J.P. : Je pense que Jean-Luc Gleyze va réussir à obtenir entre 45 et 47 sièges. Un score sensiblement comparable à celui d’aujourd’hui mais avec une légère augmentation. Jean-Luc Gleyze aura peut-être l’opportunité d’avoir une majorité homogène, soit 34 sièges sur 66 purement socialistes. Cela donnerait au PS une majorité hégémonique, sans véritable besoin de ses alliés. Ceci dit, les opinions politiques de Jean-Luc Gleyze sont clairement marquées à gauche. Il est un des promoteurs nationaux du revenu de base et s’est opposé, à titre personnel, à la Ligne à Grande Vitesse. D’une certaine façon, Jean-Luc Gleyze est positionné pour faire une synthèse à gauche, ce qui n’est pas le cas d’Alain Rousset à la Région. Il n’aura peut-être même pas besoin d’avoir une majorité socialiste étant quelqu’un qui préférera, je pense, avoir des positions politiques consensuelles sur une majorité de gauche qui a plusieurs couleurs.

 

@! : Quels sont, selon vous, les cantons à forts enjeux ou qui peuvent créer la surprise ?
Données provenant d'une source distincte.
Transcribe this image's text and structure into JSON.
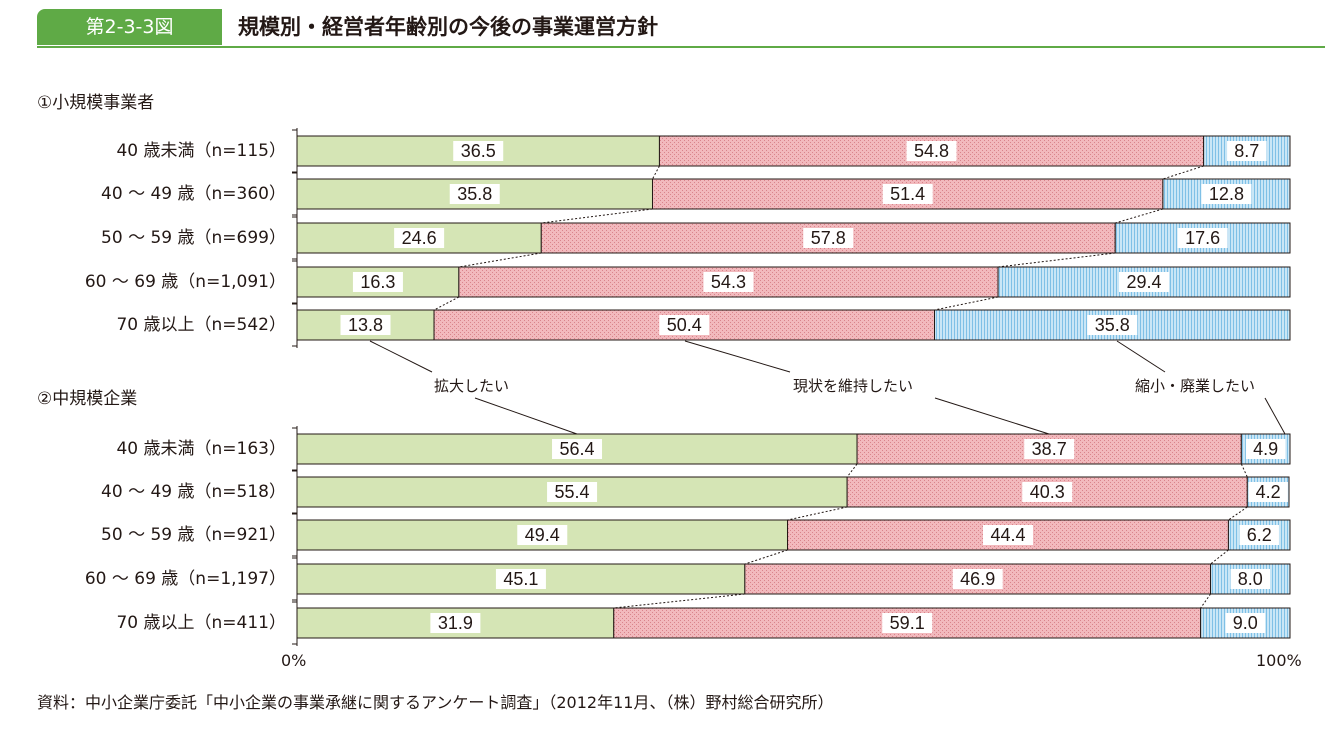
{
  "header": {
    "figure_number": "第2-3-3図",
    "title": "規模別・経営者年齢別の今後の事業運営方針"
  },
  "colors": {
    "accent": "#5faa46",
    "expand": "#d5e5b5",
    "maintain": "#f2b9bd",
    "shrink": "#b4dcf2"
  },
  "legend": {
    "expand": "拡大したい",
    "maintain": "現状を維持したい",
    "shrink": "縮小・廃業したい"
  },
  "axis": {
    "min_label": "0%",
    "max_label": "100%"
  },
  "source": "資料：中小企業庁委託「中小企業の事業承継に関するアンケート調査」（2012年11月、（株）野村総合研究所）",
  "chart_data": [
    {
      "type": "bar",
      "orientation": "horizontal",
      "stacked": true,
      "title": "①小規模事業者",
      "categories": [
        "40 歳未満（n=115）",
        "40 ～ 49 歳（n=360）",
        "50 ～ 59 歳（n=699）",
        "60 ～ 69 歳（n=1,091）",
        "70 歳以上（n=542）"
      ],
      "series": [
        {
          "name": "拡大したい",
          "values": [
            36.5,
            35.8,
            24.6,
            16.3,
            13.8
          ]
        },
        {
          "name": "現状を維持したい",
          "values": [
            54.8,
            51.4,
            57.8,
            54.3,
            50.4
          ]
        },
        {
          "name": "縮小・廃業したい",
          "values": [
            8.7,
            12.8,
            17.6,
            29.4,
            35.8
          ]
        }
      ],
      "xlim": [
        0,
        100
      ],
      "value_labels": [
        [
          "36.5",
          "54.8",
          "8.7"
        ],
        [
          "35.8",
          "51.4",
          "12.8"
        ],
        [
          "24.6",
          "57.8",
          "17.6"
        ],
        [
          "16.3",
          "54.3",
          "29.4"
        ],
        [
          "13.8",
          "50.4",
          "35.8"
        ]
      ]
    },
    {
      "type": "bar",
      "orientation": "horizontal",
      "stacked": true,
      "title": "②中規模企業",
      "categories": [
        "40 歳未満（n=163）",
        "40 ～ 49 歳（n=518）",
        "50 ～ 59 歳（n=921）",
        "60 ～ 69 歳（n=1,197）",
        "70 歳以上（n=411）"
      ],
      "series": [
        {
          "name": "拡大したい",
          "values": [
            56.4,
            55.4,
            49.4,
            45.1,
            31.9
          ]
        },
        {
          "name": "現状を維持したい",
          "values": [
            38.7,
            40.3,
            44.4,
            46.9,
            59.1
          ]
        },
        {
          "name": "縮小・廃業したい",
          "values": [
            4.9,
            4.2,
            6.2,
            8.0,
            9.0
          ]
        }
      ],
      "xlim": [
        0,
        100
      ],
      "value_labels": [
        [
          "56.4",
          "38.7",
          "4.9"
        ],
        [
          "55.4",
          "40.3",
          "4.2"
        ],
        [
          "49.4",
          "44.4",
          "6.2"
        ],
        [
          "45.1",
          "46.9",
          "8.0"
        ],
        [
          "31.9",
          "59.1",
          "9.0"
        ]
      ]
    }
  ]
}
J.P. : Il sera intéressant de regarder le quartier Bordeaux Maritime, c’est-à-dire Bacalan, Bassins à Flots… Traditionnellement, c’est un quartier dans lequel la gauche est forte. Cependant, Philippe Dorthe, actuel conseiller départemental du canton, ne se représente pas et face au candidat de gauche se trouve Pierre De Gaëtan Njikam, qui a été un des piliers de la majorité d’Alain Juppé. Je pense que la gauche va tout de même l’emporter, mais la droite pourrait créer un peu la surprise.
Il y a ensuite un canton dans lequel les choses sont assez ouvertes, canton tenu jusqu’à maintenant par Matthieu Rouveyre et Clara Azevedo. Le titulaire principal, le plus ancien, Matthieu Rouveyre ne se représente pas. Il y a donc un combat, ou du moins une concurrence à droite, car c’est un canton qui couvre aussi bien le quartier de la Victoire que celui de Nansouty, qui sont des zones bien distinctes.
Dernier canton, celui de Bordeaux-5, dans lequel une fois encore, les titulaires ne se représentent pas. C’est un canton qui est à cheval sur deux zones : La Bastide, Bordeaux rive droite, et le quartier de la gare, Bordeaux rive gauche, ce qui peut rendre les choses un peu instables. Les choses peuvent bouger dans un sens ou dans un autre notamment du fait que les élus ne se représentent pas, ce qui implique toujours une forme de perturbation dans les successions.
Si instabilité il doit y avoir, elle sera plutôt à Bordeaux qu’en zone rurale. En zone rurale, je pense que la stabilité est presque beaucoup plus mécanique.Ce sont des conseillers départementaux qui ont déjà des réseaux de maires, maires qui dans les petites communes sont des prescripteurs et font campagne ou pas pour les candidats qu’ils estiment les plus aptes à défendre les intérêts du canton.

  

Jean Petaux et Jean-Luc Gleyze, président du Conseil départemental, ont publié en septembre dernier, aux éditions le Bord de L’eau, un livre d’entretiens « Être girondin, la démocratie du quotidien ».